Tra le tante forme di racconto che catturano oggi il pubblico, Laurie Anderson propone un viaggio intenso dentro la realtà attuale degli Stati Uniti. La musicista e performer di Chicago ha portato a Roma uno spettacolo che mescola parole, musica e immagini, riflettendo sulla politica, la società e il valore dell’arte nelle nostre vite. Al centro della scena, un’interrogazione sull’identità di un paese che sembra aver smarrito la sua rotta, offerta al pubblico nel verde dell’Accademia Tedesca e poi di nuovo all’Auditorium Parco della Musica.
Il 2025 ha visto Laurie Anderson tornare in Italia con “Republic of Love”, presentato per la prima volta nell’aria aperta del parco dell’Accademia Tedesca, a Roma. La performance ha combinato il violino elettrico, tastiere e basi sonore in un tessuto sonoro che ha accompagnato per più di due ore una narrazione scandita dalla voce dell’artista, che ha raccontato storie personali e riflessioni collettive. I suoni e le parole si sono mescolate sullo sfondo di una città rappresentata come uno spazio livido e sospeso, attraversato da una nevicata di lettere dell’alfabeto che sembrano volare e poi posarsi, suggerendo la fragilità del linguaggio stesso.
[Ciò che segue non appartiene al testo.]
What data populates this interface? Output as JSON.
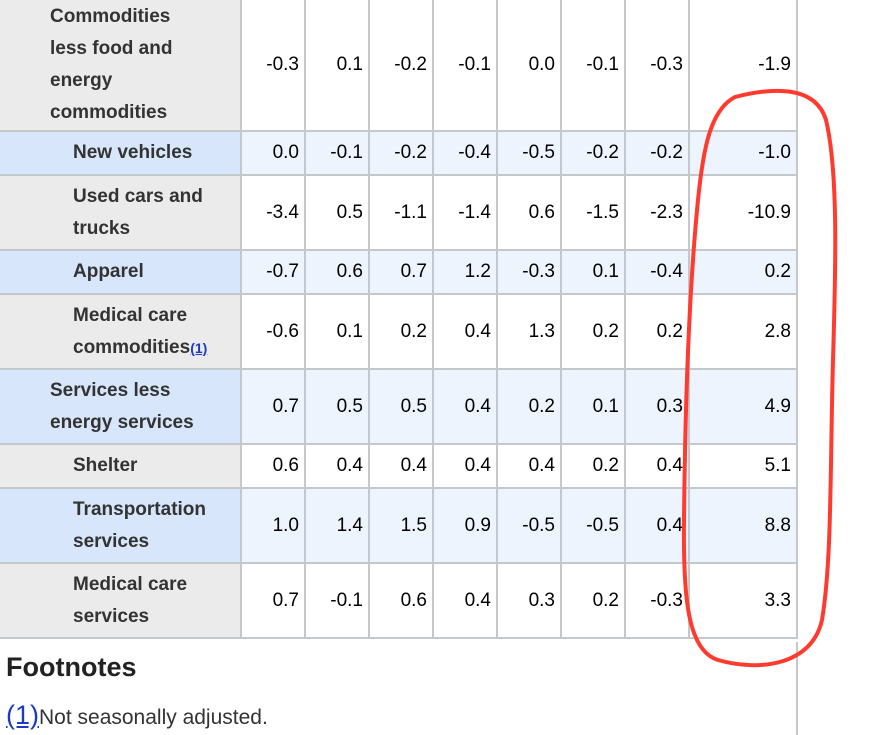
{
  "table": {
    "rows": [
      {
        "label": [
          "Commodities",
          "less food and",
          "energy",
          "commodities"
        ],
        "indent": "l0",
        "blue": false,
        "values": [
          "-0.3",
          "0.1",
          "-0.2",
          "-0.1",
          "0.0",
          "-0.1",
          "-0.3",
          "-1.9"
        ]
      },
      {
        "label": [
          "New vehicles"
        ],
        "indent": "l2",
        "blue": true,
        "values": [
          "0.0",
          "-0.1",
          "-0.2",
          "-0.4",
          "-0.5",
          "-0.2",
          "-0.2",
          "-1.0"
        ]
      },
      {
        "label": [
          "Used cars and",
          "trucks"
        ],
        "indent": "l2",
        "blue": false,
        "values": [
          "-3.4",
          "0.5",
          "-1.1",
          "-1.4",
          "0.6",
          "-1.5",
          "-2.3",
          "-10.9"
        ]
      },
      {
        "label": [
          "Apparel"
        ],
        "indent": "l2",
        "blue": true,
        "values": [
          "-0.7",
          "0.6",
          "0.7",
          "1.2",
          "-0.3",
          "0.1",
          "-0.4",
          "0.2"
        ]
      },
      {
        "label": [
          "Medical care",
          "commodities"
        ],
        "footnote": "(1)",
        "indent": "l2",
        "blue": false,
        "values": [
          "-0.6",
          "0.1",
          "0.2",
          "0.4",
          "1.3",
          "0.2",
          "0.2",
          "2.8"
        ]
      },
      {
        "label": [
          "Services less",
          "energy services"
        ],
        "indent": "l0",
        "blue": true,
        "values": [
          "0.7",
          "0.5",
          "0.5",
          "0.4",
          "0.2",
          "0.1",
          "0.3",
          "4.9"
        ]
      },
      {
        "label": [
          "Shelter"
        ],
        "indent": "l2",
        "blue": false,
        "values": [
          "0.6",
          "0.4",
          "0.4",
          "0.4",
          "0.4",
          "0.2",
          "0.4",
          "5.1"
        ]
      },
      {
        "label": [
          "Transportation",
          "services"
        ],
        "indent": "l2",
        "blue": true,
        "values": [
          "1.0",
          "1.4",
          "1.5",
          "0.9",
          "-0.5",
          "-0.5",
          "0.4",
          "8.8"
        ]
      },
      {
        "label": [
          "Medical care",
          "services"
        ],
        "indent": "l2",
        "blue": false,
        "values": [
          "0.7",
          "-0.1",
          "0.6",
          "0.4",
          "0.3",
          "0.2",
          "-0.3",
          "3.3"
        ]
      }
    ]
  },
  "footnotes": {
    "title": "Footnotes",
    "items": [
      {
        "ref": "(1)",
        "text": "Not seasonally adjusted."
      }
    ]
  },
  "annotation": {
    "color": "#ff3b30",
    "shape": "hand-drawn-oval"
  }
}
Questa prima italiana non è stata un semplice concerto ma un evento multidisciplinare inserito nel festival ‘Sempre più fuori’, dove teatro, musica, danza, cinema e arti visive interagiscono con il pubblico. La relazione diretta con lo spettatore emerge da ogni nota e parola. Anderson, 78 anni e icona della sperimentazione artistica di New York, ha mantenuto alta la tensione emotiva, alternando momenti di riflessione a sequenze cariche di energia creativa. Ogni gesto e ogni suono hanno contribuito a tessere una mappa emotiva in cui la realtà americana si riflette con la complessità di un mosaico sempre in divenire.
Al centro del racconto è la riflessione sulla situazione attuale degli Stati Uniti, un paese scosso da divisioni politiche e cambiamenti confusi. Anderson ha denunciato la cancellazione di intere parole dai documenti ufficiali imposta dal governo, soprattutto termini che riguardano la nazionalità, il genere, l’ambiente e le politiche sociali. Questa rimozione progressiva delle parole, ha spiegato, implica l’impossibilità di definire e quindi riconoscere certe realtà, portando alla loro scomparsa dai discorsi pubblici.
Il riferimento ai continui cambiamenti legislativi, che modificano regole e norme ad ogni quarto d’ora, offre un quadro di instabilità che frena qualsiasi progetto di lungo termine. L’artista paragona così la leadership contemporanea a una forma di “fascismo della fine dei tempi”, lontana da quella più strutturata ideologicamente degli anni Trenta. In questo panorama, la verità perde la sua forza, ma la fame di scoprirla resta viva, come ricorda la citazione che introduce il suo discorso.
Il tema del linguaggio assume un peso centrale: la parola non è solo strumento di comunicazione, ma elemento costruttivo dell’identità e dell’azione politica. Anderson ricorda questo legame narrando un episodio giovanile, quando cercò di entrare nel consiglio studentesco e ricevette un incoraggiamento da John Kennedy, figura che tornava spesso nel suo racconto. La sua evocazione di frasi pronunciate da Kennedy nel 1963, poco prima della morte, fa da contrappunto alla dura realtà attuale, suggerendo un confronto tra un’America di speranza e quella di oggi.
Nonostante le tensioni e le difficoltà, la performance scivola verso la speranza, individuando nell’arte un luogo di incontro e rinascita. Laurie Anderson invita a riconoscere le città come spazi in cui la creatività può avvicinare persone diverse e generare nuovi legami. Il riferimento al marito Lou Reed, scomparso nel 2013, appare come un richiamo personale, che lascia spazio alla dimensione umana dietro la figura pubblica.
La musica e la parola si intrecciano con il richiamo al poeta Allen Ginsberg e alla sua poesia Song, dove “il peso del mondo è amore”. Questo verso sottolinea la necessità di un amore disinteressato che si dà senza aspettare nulla in cambio, un messaggio che riempie di senso anche i momenti più difficili. L’esperienza si chiude con un gesto inaspettato: Anderson guida il pubblico nell’esecuzione di movimenti di Tai Chi, arte marziale cinese che unisce corpo e spirito, stemperando la tensione dello spettacolo in un momento di condivisione e leggerezza.
Il pubblico, coinvolto in questa pausa di armonia, accoglie con un lungo applauso un viaggio che non si limita a raccontare, ma coinvolge l’ascoltatore in una riflessione profonda. La performance si colloca così come uno dei momenti più intensi del Romaeuropa Festival 2025, portando al centro della scena la relazione tra arte e società, realtà e speranza.